女は小窓の前に坐りながら、着ものの裾を皺にしない為めに、帯から下は丁寧にまくってぱあと後ろへやっているものが多く、一方の手の指先きで縹客の緩急に応じて入口開き戸のサルを扱う操作は馴れたものです。
その代り偶々巡査でも見廻りに来て、トンと外から開き戸を突いただけで中のサルが下りていずに直ぐ開きでもしようものなら、罰金だという話でした。

と、先ず手初めにそんなこの材料のプルミエル・クーランからケンキュウしましたが、次に、玉の井の地※を買って、小説本文の「わたくし」があの界隈の交番の在り場に印しをいたと云う。
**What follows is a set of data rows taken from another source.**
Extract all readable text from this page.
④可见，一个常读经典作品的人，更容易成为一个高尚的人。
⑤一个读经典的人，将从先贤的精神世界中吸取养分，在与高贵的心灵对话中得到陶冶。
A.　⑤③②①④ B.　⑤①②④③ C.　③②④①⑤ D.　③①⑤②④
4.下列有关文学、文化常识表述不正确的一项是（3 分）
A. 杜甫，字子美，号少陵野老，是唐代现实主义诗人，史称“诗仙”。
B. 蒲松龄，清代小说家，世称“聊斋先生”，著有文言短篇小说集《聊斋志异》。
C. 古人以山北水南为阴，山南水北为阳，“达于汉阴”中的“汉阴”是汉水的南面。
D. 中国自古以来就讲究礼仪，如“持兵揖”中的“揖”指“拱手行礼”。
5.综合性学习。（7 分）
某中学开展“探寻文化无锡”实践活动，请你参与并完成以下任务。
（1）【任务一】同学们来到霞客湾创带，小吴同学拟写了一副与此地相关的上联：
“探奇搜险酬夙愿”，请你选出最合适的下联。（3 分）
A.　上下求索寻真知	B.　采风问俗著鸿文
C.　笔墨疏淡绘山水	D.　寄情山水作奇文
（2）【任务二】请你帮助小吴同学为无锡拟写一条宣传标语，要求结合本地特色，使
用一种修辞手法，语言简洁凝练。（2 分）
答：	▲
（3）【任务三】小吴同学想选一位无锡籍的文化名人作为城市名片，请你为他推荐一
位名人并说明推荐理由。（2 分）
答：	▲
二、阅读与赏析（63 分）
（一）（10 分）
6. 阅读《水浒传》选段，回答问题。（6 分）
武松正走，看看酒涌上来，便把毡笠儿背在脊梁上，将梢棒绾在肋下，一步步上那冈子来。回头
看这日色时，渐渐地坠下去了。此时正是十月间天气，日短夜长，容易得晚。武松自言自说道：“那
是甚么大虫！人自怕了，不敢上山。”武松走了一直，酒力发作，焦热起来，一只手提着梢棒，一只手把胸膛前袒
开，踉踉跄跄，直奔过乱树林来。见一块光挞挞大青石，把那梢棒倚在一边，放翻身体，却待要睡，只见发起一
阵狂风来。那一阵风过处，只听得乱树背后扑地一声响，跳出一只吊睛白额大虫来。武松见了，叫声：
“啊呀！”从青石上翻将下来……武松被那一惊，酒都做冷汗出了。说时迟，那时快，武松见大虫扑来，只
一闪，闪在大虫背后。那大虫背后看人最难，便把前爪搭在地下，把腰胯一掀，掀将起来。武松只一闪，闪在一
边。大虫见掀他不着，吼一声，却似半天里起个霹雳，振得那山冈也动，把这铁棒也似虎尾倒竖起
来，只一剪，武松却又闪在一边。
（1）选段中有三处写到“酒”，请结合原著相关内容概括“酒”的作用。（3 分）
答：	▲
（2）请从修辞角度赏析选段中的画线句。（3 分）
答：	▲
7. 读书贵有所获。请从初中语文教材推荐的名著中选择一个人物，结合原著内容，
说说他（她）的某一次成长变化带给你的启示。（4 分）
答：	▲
私もそれを踏襲してから、前後十回ばかり本文の敍述にある通り或いは玉の井稲荷であるとか支那料理店であるとか......これを小説全篇に渉って判明する固有名詞の個所を残らず歩いて(同時に写生して)見た上で、地図にそれぞれ書き込み、それから、その地図を机辺の座右に拡げながら改めてテキストを幾度も読んで、-此の場合こうもあろうかと眼に浮ぶ様を一つ一つ挿絵に描きました。
これ等の用意は凡て僕にとっては元々好ましくこそあれ、一向に苦にはならないもので、挿画のうち、殆んど写生の、原品のまま役立ちそうな個所は、只その製版された場合の効果を案じながら、すらすら描いて行きました。
只、主人公の「お雪」が登場する度[た]びに、これはすらすら行きません。と云うよりも、そうすらすら行かせることは好まなかった何か仕事の潔癖心のようなものがあったので、度々煙草を?えて楽しみましたし、苦労もしました。
よく友達から「あの挿画は一々実地へ行くのが厄介だろう」と云われましたが、前に云ったようにそれは一向苦にならないので「やあ......」と外[そ]らしながら、お雪はあれでどうだろう、お雪さえよければ、と、始終そのことを思っていました。
そんな私の絵がうまく行っていたか如何は、成敗は既に私のものでない、天だと思って観念しています。そして何よりも前後二ヶ月に渉って、たとえ私が失敗を演じたにもせよ、かく迄も面白い仕事を為[す]ることが出来た今年の廻り合せを、深く永井さんに感謝しています。永井さんには同時に作中の幻想を私が破ったかも知れない廉[かど]に依って御詫もしなければなりますまい。